Running a big budget deficit can be a drag on a country's finances. For example, Trump campaigned on promising to reduce the US's current 6.5 percent deficit to three percent. In the past months, some experts have issued near-apocalyptic warnings about the US budget deficit.
But the US is unique in the world because the dollar is the world's reserve currency, which analysts say has given presidents on both sides of the American political aisle a safety valve for profligate ways.
Saudi Arabia is not the US, but experts say it has space to run deficits, too.
S&P Global Ratings this month raised Saudi Arabia's credit rating to A+, which puts it on par with China and Japan.
Saudi Arabia also has an attractive war chest. It boasts foreign reserves of more than $430bn. It has a debt-to-GDP ratio of just 30 percent, well below that of other emerging markets.
Saudi debt deluge
To plug its short-term financing needs, Saudi Arabia is unleashing a deluge of debt.
In 2024, Saudi Arabia advanced above China as the most active issuer of international debt in emerging markets. Analysts say this trend is going to continue into 2025.
The kingdom has already issued more than $14bn of debt in dollars and Euros this year, and it could be on track to double that number before the end of the year, according to the Arab Gulf States Institute's visiting scholar, Tim Callen.
'Given Saudi Arabia still has a strong fiscal position, financing a larger deficit will not be a problem,' Callen wrote last month. 'Although in a lower oil price environment, it is likely that lenders will require a higher interest rate to buy the debt than they did earlier this year.'
Wald put it another way to MEE: 'The Saudis would prefer not to be in debt, but many people are. The new Saudi Arabia can take on debt.'
Will Asian investors bail out Saudi Arabia?
Saudi Arabia's spending needs are vast, and PIF is at the centre of them, driving the kingdom's economic transformation. It has already raised about $5bn in debt this year.
Despite this, the kingdom has already had to scale back Neom, originally billed as a $1.5 trillion megacity project, which organisers claim will eventually be 33 times the size of New York City and include a 170km straight-line city known as "The Line'.
Instead of 1.5 million people living in the city by 2030, Saudi officials now anticipate fewer than 300,000 residents. Meanwhile, only 2.4km of the city will be completed by 2030.
Saudi Arabia told US to keep Israel normalisation off agenda for Trump's visit, sources say Read More »
On Monday, The Financial Times reported that Neom's CEO has launched a 'comprehensive review' of the project, citing 'limited resources'.
Andrew Farrand, Middle East director at Horizon Engage, a political risk consultancy focusing on energy, said the cutbacks to projects like Neom are recognition inside the kingdom that while demand for its debt is strong, it is not limitless.

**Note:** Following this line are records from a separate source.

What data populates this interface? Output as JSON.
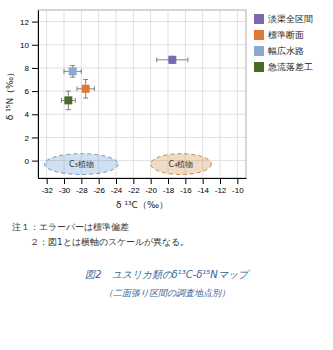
{
  "chart_data": {
    "type": "scatter",
    "title": "図2　ユスリカ類のδ¹³C-δ¹⁵Nマップ",
    "subtitle": "（二面張り区間の調査地点別）",
    "x_label": "δ ¹³C（‰）",
    "y_label": "δ ¹⁵N（‰）",
    "xlim": [
      -33,
      -9
    ],
    "ylim": [
      -1.5,
      13
    ],
    "xticks": [
      -32,
      -30,
      -28,
      -26,
      -24,
      -22,
      -20,
      -18,
      -16,
      -14,
      -12,
      -10
    ],
    "yticks": [
      0,
      2,
      4,
      6,
      8,
      10,
      12
    ],
    "grid": true,
    "legend": "right",
    "series": [
      {
        "name": "淡渠全区間",
        "color": "#7B68B0",
        "marker": "square",
        "x": [
          -17.5
        ],
        "values": [
          8.7
        ],
        "xerr": [
          1.8
        ],
        "yerr": [
          0.3
        ]
      },
      {
        "name": "標準断面",
        "color": "#E07830",
        "marker": "square",
        "x": [
          -27.5
        ],
        "values": [
          6.2
        ],
        "xerr": [
          1.0
        ],
        "yerr": [
          0.8
        ]
      },
      {
        "name": "幅広水路",
        "color": "#88AACC",
        "marker": "square",
        "x": [
          -29.0
        ],
        "values": [
          7.7
        ],
        "xerr": [
          1.0
        ],
        "yerr": [
          0.5
        ]
      },
      {
        "name": "急流落差工",
        "color": "#4A6A28",
        "marker": "square",
        "x": [
          -29.5
        ],
        "values": [
          5.2
        ],
        "xerr": [
          0.8
        ],
        "yerr": [
          0.8
        ]
      }
    ],
    "regions": [
      {
        "label": "C₃植物",
        "cx": -28.0,
        "cy": -0.3,
        "width": 8.5,
        "height": 1.8,
        "color": "#6699CC",
        "line_style": "dashed"
      },
      {
        "label": "C₄植物",
        "cx": -16.5,
        "cy": -0.3,
        "width": 7.0,
        "height": 1.8,
        "color": "#CC8844",
        "line_style": "dashed"
      }
    ],
    "notes": [
      "注１：エラーバーは標準偏差",
      "２：図1とは横軸のスケールが異なる。"
    ]
  }
}
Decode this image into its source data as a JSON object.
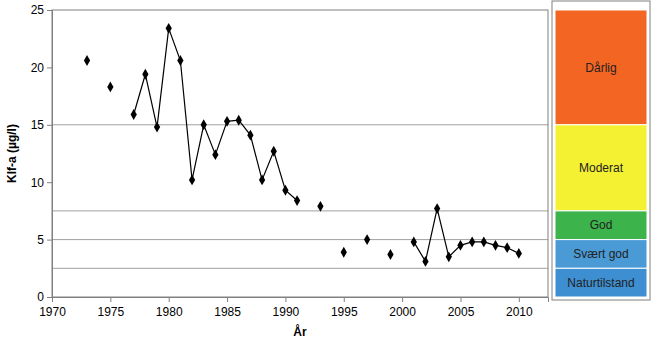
{
  "chart_data": {
    "type": "line",
    "marker": "diamond",
    "color": "#000000",
    "x_label": "År",
    "y_label": "Klf-a (µg/l)",
    "x": [
      1973,
      1974,
      1975,
      1976,
      1977,
      1978,
      1979,
      1980,
      1981,
      1982,
      1983,
      1984,
      1985,
      1986,
      1987,
      1988,
      1989,
      1990,
      1991,
      1992,
      1993,
      1994,
      1995,
      1996,
      1997,
      1998,
      1999,
      2000,
      2001,
      2002,
      2003,
      2004,
      2005,
      2006,
      2007,
      2008,
      2009,
      2010
    ],
    "values": [
      20.6,
      null,
      18.3,
      null,
      15.9,
      19.4,
      14.8,
      23.4,
      20.6,
      10.2,
      15.0,
      12.4,
      15.3,
      15.4,
      14.1,
      10.2,
      12.7,
      9.3,
      8.4,
      null,
      7.9,
      null,
      3.9,
      null,
      5.0,
      null,
      3.7,
      null,
      4.8,
      3.1,
      7.7,
      3.5,
      4.5,
      4.8,
      4.8,
      4.5,
      4.3,
      3.8
    ],
    "xlim": [
      1970,
      2012.5
    ],
    "xticks": [
      1970,
      1975,
      1980,
      1985,
      1990,
      1995,
      2000,
      2005,
      2010
    ],
    "ylim": [
      0,
      25
    ],
    "yticks": [
      0,
      5,
      10,
      15,
      20,
      25
    ],
    "classes": [
      {
        "name": "Dårlig",
        "from": 15,
        "to": 25,
        "color": "#f26522"
      },
      {
        "name": "Moderat",
        "from": 7.5,
        "to": 15,
        "color": "#f4f032"
      },
      {
        "name": "God",
        "from": 5,
        "to": 7.5,
        "color": "#3cb44b"
      },
      {
        "name": "Svært god",
        "from": 2.5,
        "to": 5,
        "color": "#4a9ad6"
      },
      {
        "name": "Naturtilstand",
        "from": 0,
        "to": 2.5,
        "color": "#3d8fd1"
      }
    ]
  }
}
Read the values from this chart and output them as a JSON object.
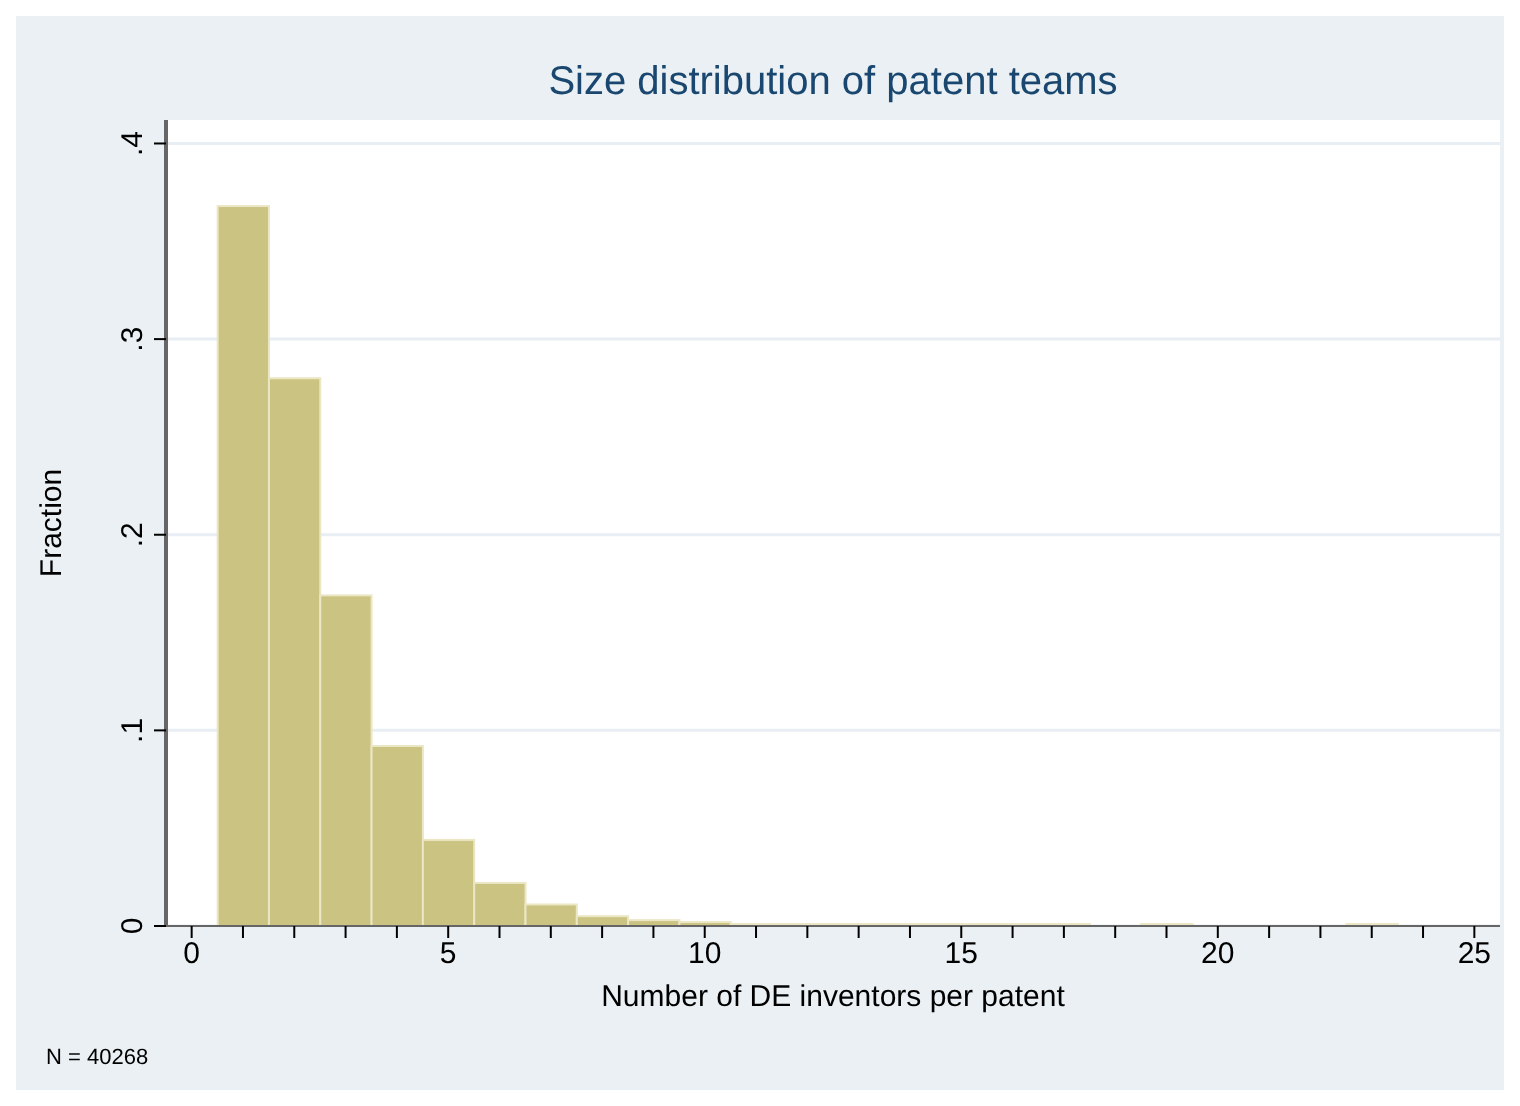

'Saudi Arabia is in a significantly better position than other emerging markets. They have a long runway before the debt taps dry up, but there is a runway,' he told MEE.
The kingdom's finances have been hit by Trump's tariff threat, with the economic uncertainty they unleashed weighing on energy prices. However, as Saudi Arabia looks to tap global debt markets, it may benefit from a new Trump trade.
Asian buyers have long looked to US debt in the form of treasuries as the gold standard of safe investments, but they have been unnerved by Trump's trade war and the status of the US dollar as a safe haven, Timothy Ash, a senior emerging market sovereign strategist at RBC Bluebay, told MEE.
'We are seeing strong appetite in Asia to invest in the Gulf states. Saudi Arabia will benefit from Asian investors selling US debt,' Ash told MEE.